Again she paused before she went downstairs, and hesitated, not as to what she should do, but as to what she should think. At least, she felt that her friend Griggs was not without heart, whatever the true ground of his extraordinary emotion might be. She had stumbled upon one of those mysteries which lie so near the dull surface of society around us, and had seen a human soul at that moment of all others when it would not have been seen. As she thought of it, she felt at the same moment the instinct to tell no one, not even Ralston, of the few words she had exchanged with Griggs on the stairs. The resolution formed itself in her mind unintentionally, as a natural prompting of honour against the betrayal of a secret accidentally learned. What the secret could be she could not guess, and it was long before she knew, but she did not break the promise which had formulated and pledged itself. Long afterwards, when she learned the strange story of Griggs’ life, which no one had ever suspected, she wondered that on that day he had not killed her with his hands rather than be delayed the smallest fraction of an instant on his way up those stairs.
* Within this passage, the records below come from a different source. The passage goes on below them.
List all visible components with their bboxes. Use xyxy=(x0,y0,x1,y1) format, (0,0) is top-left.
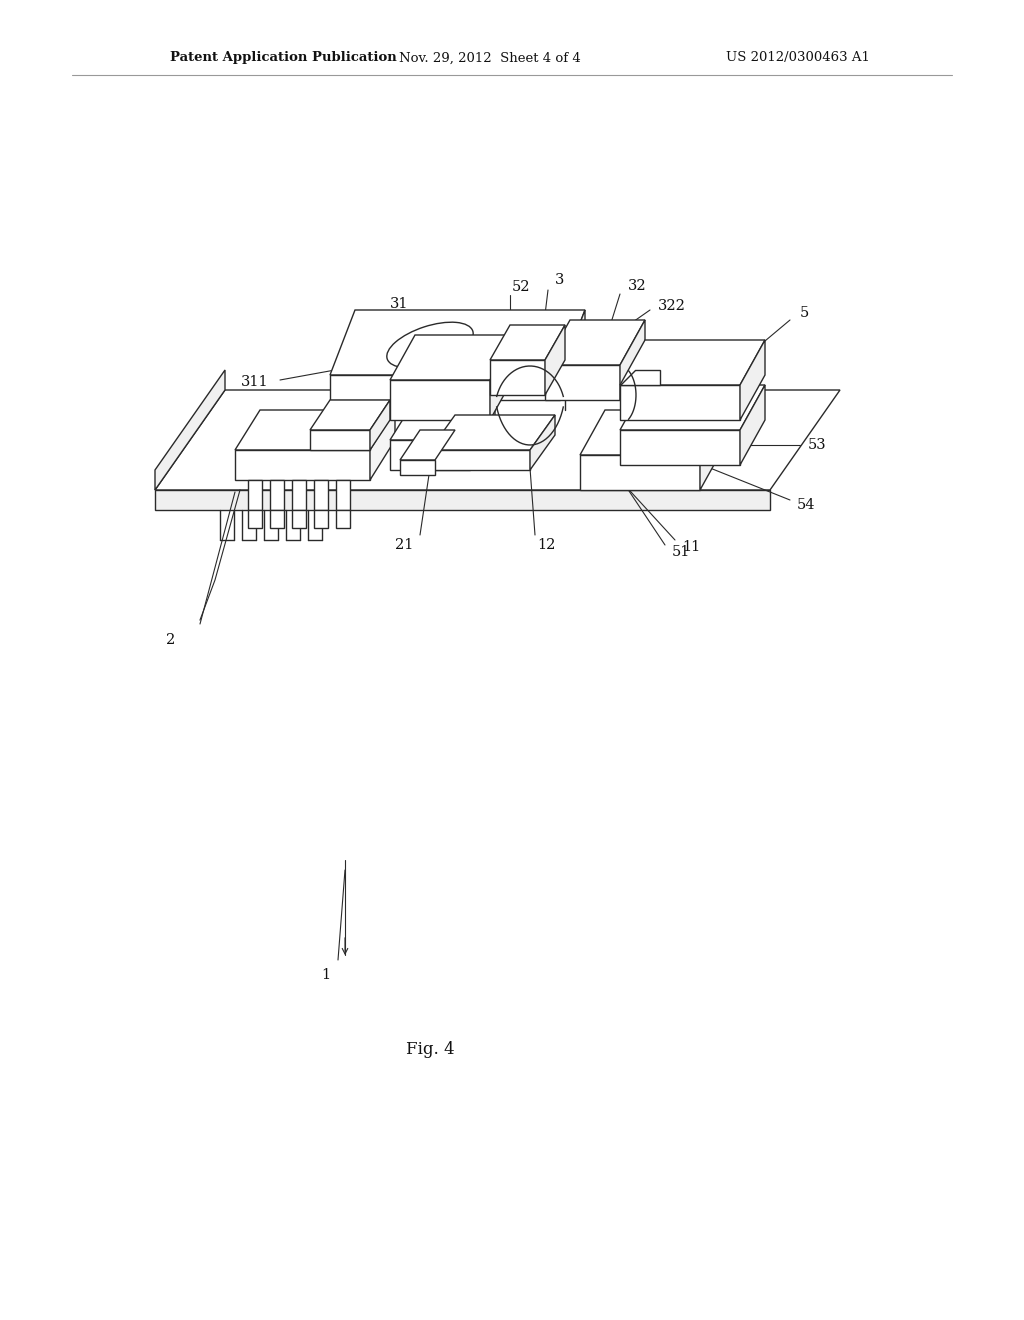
Polygon shape xyxy=(740,385,765,465)
Polygon shape xyxy=(390,400,495,440)
Polygon shape xyxy=(234,411,395,450)
Polygon shape xyxy=(314,510,328,528)
Polygon shape xyxy=(390,440,470,470)
Text: 11: 11 xyxy=(682,540,700,554)
Polygon shape xyxy=(545,366,620,400)
Polygon shape xyxy=(270,480,284,510)
Polygon shape xyxy=(336,510,350,528)
Polygon shape xyxy=(400,430,455,459)
Polygon shape xyxy=(292,480,306,510)
Text: 12: 12 xyxy=(537,539,555,552)
Text: 1: 1 xyxy=(321,968,330,982)
Polygon shape xyxy=(155,389,840,490)
Text: 52: 52 xyxy=(512,280,530,294)
Polygon shape xyxy=(310,400,390,430)
Text: US 2012/0300463 A1: US 2012/0300463 A1 xyxy=(726,51,870,65)
Polygon shape xyxy=(580,455,700,490)
Text: 21: 21 xyxy=(394,539,413,552)
Polygon shape xyxy=(234,450,370,480)
Text: 2: 2 xyxy=(166,634,175,647)
Ellipse shape xyxy=(387,322,473,368)
Polygon shape xyxy=(545,319,645,366)
Polygon shape xyxy=(430,414,555,450)
Text: Fig. 4: Fig. 4 xyxy=(406,1041,455,1059)
Polygon shape xyxy=(620,341,765,385)
Text: 32: 32 xyxy=(628,279,646,293)
Text: 54: 54 xyxy=(797,498,815,512)
Polygon shape xyxy=(470,400,495,470)
Polygon shape xyxy=(400,459,435,475)
Polygon shape xyxy=(330,310,585,375)
Polygon shape xyxy=(620,430,740,465)
Text: 31: 31 xyxy=(389,297,408,312)
Polygon shape xyxy=(248,510,262,528)
Polygon shape xyxy=(490,335,515,420)
Polygon shape xyxy=(580,411,725,455)
Polygon shape xyxy=(314,480,328,510)
Polygon shape xyxy=(620,370,660,385)
Polygon shape xyxy=(270,510,284,528)
Text: Nov. 29, 2012  Sheet 4 of 4: Nov. 29, 2012 Sheet 4 of 4 xyxy=(399,51,581,65)
Text: 311: 311 xyxy=(241,375,268,389)
Polygon shape xyxy=(740,341,765,420)
Text: Patent Application Publication: Patent Application Publication xyxy=(170,51,396,65)
Polygon shape xyxy=(545,325,565,395)
Polygon shape xyxy=(155,370,225,490)
Polygon shape xyxy=(330,375,560,400)
Polygon shape xyxy=(370,411,395,480)
Polygon shape xyxy=(390,380,490,420)
Polygon shape xyxy=(292,510,306,528)
Polygon shape xyxy=(620,385,765,430)
Polygon shape xyxy=(310,430,370,450)
Polygon shape xyxy=(336,480,350,510)
Polygon shape xyxy=(620,319,645,400)
Polygon shape xyxy=(248,480,262,510)
Polygon shape xyxy=(530,414,555,470)
Polygon shape xyxy=(430,450,530,470)
Polygon shape xyxy=(390,335,515,380)
Polygon shape xyxy=(620,385,740,420)
Text: 51: 51 xyxy=(672,545,690,558)
Text: 53: 53 xyxy=(808,438,826,451)
Polygon shape xyxy=(370,400,390,450)
Text: 322: 322 xyxy=(658,300,686,313)
Polygon shape xyxy=(490,325,565,360)
Polygon shape xyxy=(155,490,770,510)
Text: 5: 5 xyxy=(800,306,809,319)
Polygon shape xyxy=(490,360,545,395)
Polygon shape xyxy=(560,310,585,400)
Text: 3: 3 xyxy=(555,273,564,286)
Polygon shape xyxy=(700,411,725,490)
In his place, woman as she was, she would have been less merciful, and she would not have been courteous at all.

But she knew nothing of the wanderer’s existence, save that he had of late strayed into her own, and that he had seemed oddly attached to a man who was almost universally disliked without any well-defined reason. Her intuition told her that he had something to conceal, and her faith in him, such as it was, led her to believe that it was something not wrong, but sacred almost beyond anything imaginable.

She went quietly downstairs, and many things happened to her, good and bad, before she saw the face of Paul Griggs again. She found her mother and Mrs. Bright sitting side by side, and aunt Maggie was holding Mrs. Lauderdale’s hand, and admiring her bonnet. A death which does not come too near to them draws certain types of women together. As Katharine entered the room and saw the two together, she wondered whether the death of Walter Crowdie was to have the effect of reconciling the Lauderdales and the Brights.

“Well, child, have you seen her?” asked Katharine’s mother, with a considerable show of interest.

CHAPTER XXXV.

“People don’t often really go mad from grief,” said Mrs. Lauderdale, as she and Katharine walked slowly homeward in the bright spring afternoon. “I shouldn’t be surprised if Hester married again in a few years. Not very soon, of course—but in time. She’s very young yet. She’ll be very young still in five years—for a widow.”

“I don’t think she can ever get over it,” answered Katharine, rather coldly, being displeased at her mother’s careless way of speaking.